LA SÉLECTION 2020 DU PRIX DU ROMAN D’ÉCOLOGIE (5)
Une affaire de tissage
Entretien de Gisèle Bienne avec l’équipe Literature.green autour de La Malchimie
Gisèle Bienne est l’une des six écrivain.e.s qui ont été nominé.e.s pour le Prix du roman d’écologie 2020. Ce prix récompensera en avril « un roman francophone paru l’année précédant l’attribution, de grande qualité́ littéraire où les questions écologiques sont substantiellement présentes ». Les années précédentes, Emmanuelle Pagano et Serge Joncour ont déjà été primé.e.s, pour des romans très différents mais qui chacun à leur façon font résonner notre rapport à l’environnement. Literature.green publiera des entretiens avec les nominé.e.s du Prix qui ont accepté de répondre à nos questions.
Pour en savoir plus sur le Prix du Roman d’Écologie: https://prixduromandecologie.fr/
Gisèle Bienne vit et travaille à Reims, dans la Marne. Elle est écrivaine et essayiste et s’intéresse aussi fortement à la peinture. Dans son dernier récit, La Malchimie (Actes Sud, 2019), elle retrace la fin de vie d’un ouvrier agricole, mort d’un cancer consécutif à l’utilisation intensive de produits phytosanitaires. La souffrance est ici celle d’une sœur, alter-ego de l’écrivaine, que la souffrance subie par un être profondément aimé conduit à s’interroger sur la manière dont nous polluons les paysages et empoisonnons le vivant.
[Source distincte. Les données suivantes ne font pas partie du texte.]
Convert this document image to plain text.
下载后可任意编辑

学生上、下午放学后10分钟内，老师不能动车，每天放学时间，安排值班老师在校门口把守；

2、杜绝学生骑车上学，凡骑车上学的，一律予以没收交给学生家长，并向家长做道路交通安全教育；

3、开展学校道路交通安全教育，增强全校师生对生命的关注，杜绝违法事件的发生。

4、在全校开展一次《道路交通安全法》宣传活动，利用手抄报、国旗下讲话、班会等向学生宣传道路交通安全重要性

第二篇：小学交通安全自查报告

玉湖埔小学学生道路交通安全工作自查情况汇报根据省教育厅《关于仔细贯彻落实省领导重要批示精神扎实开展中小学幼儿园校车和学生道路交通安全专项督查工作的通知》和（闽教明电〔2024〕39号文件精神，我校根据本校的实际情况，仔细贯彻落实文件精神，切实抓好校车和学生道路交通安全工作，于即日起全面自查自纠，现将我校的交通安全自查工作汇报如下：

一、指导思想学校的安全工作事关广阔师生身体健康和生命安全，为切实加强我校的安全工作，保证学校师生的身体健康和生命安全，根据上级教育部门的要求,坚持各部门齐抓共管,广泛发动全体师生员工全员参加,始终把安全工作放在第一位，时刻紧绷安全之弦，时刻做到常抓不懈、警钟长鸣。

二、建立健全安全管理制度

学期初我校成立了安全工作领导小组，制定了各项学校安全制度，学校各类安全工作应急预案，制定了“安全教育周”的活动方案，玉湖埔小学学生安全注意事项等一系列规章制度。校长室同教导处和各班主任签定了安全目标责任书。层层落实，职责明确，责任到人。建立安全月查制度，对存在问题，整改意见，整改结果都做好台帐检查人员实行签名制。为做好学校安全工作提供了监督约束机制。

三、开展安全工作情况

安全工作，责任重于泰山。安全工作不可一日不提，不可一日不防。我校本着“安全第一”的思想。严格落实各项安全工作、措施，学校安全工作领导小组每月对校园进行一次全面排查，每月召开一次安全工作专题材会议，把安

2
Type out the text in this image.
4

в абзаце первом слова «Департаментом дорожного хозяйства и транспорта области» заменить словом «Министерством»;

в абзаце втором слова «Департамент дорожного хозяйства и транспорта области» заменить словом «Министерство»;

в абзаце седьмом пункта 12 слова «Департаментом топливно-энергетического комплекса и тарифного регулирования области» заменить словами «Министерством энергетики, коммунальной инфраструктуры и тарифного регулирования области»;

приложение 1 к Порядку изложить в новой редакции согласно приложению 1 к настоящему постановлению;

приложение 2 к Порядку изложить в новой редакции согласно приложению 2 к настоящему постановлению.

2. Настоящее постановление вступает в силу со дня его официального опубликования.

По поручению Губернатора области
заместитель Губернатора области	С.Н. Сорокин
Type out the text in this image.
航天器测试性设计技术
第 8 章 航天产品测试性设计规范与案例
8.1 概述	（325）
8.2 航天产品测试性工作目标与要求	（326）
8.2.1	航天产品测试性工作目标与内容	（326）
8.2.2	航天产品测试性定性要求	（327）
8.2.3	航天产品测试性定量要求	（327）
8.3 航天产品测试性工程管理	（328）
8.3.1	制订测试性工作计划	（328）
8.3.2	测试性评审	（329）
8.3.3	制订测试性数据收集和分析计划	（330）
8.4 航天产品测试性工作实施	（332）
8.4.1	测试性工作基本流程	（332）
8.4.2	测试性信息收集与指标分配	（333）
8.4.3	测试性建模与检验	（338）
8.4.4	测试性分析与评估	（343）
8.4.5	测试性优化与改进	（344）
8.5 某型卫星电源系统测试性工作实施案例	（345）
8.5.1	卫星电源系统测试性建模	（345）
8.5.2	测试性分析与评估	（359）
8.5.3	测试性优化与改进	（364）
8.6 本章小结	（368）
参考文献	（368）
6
Pour plus de réponses relatives à La Malchimie, l’on (re)lira l’échange avec Pierre Schoentjes, publié sur literature.green lors de la parution du récit : https://www.literature.green/la-malchimie-de-la-litterature-pour-traiter-la-terre/
Est-ce que pendant l’écriture de La Malchimie vous aviez conscience de vous inscrire dans une perspective écologique au sens large et qui implique une curiosité pour le monde dont l’horizon dépasse le strict intérêt des humains ? Était-ce un choix délibéré dès le départ d’écrire un roman « écologique » ?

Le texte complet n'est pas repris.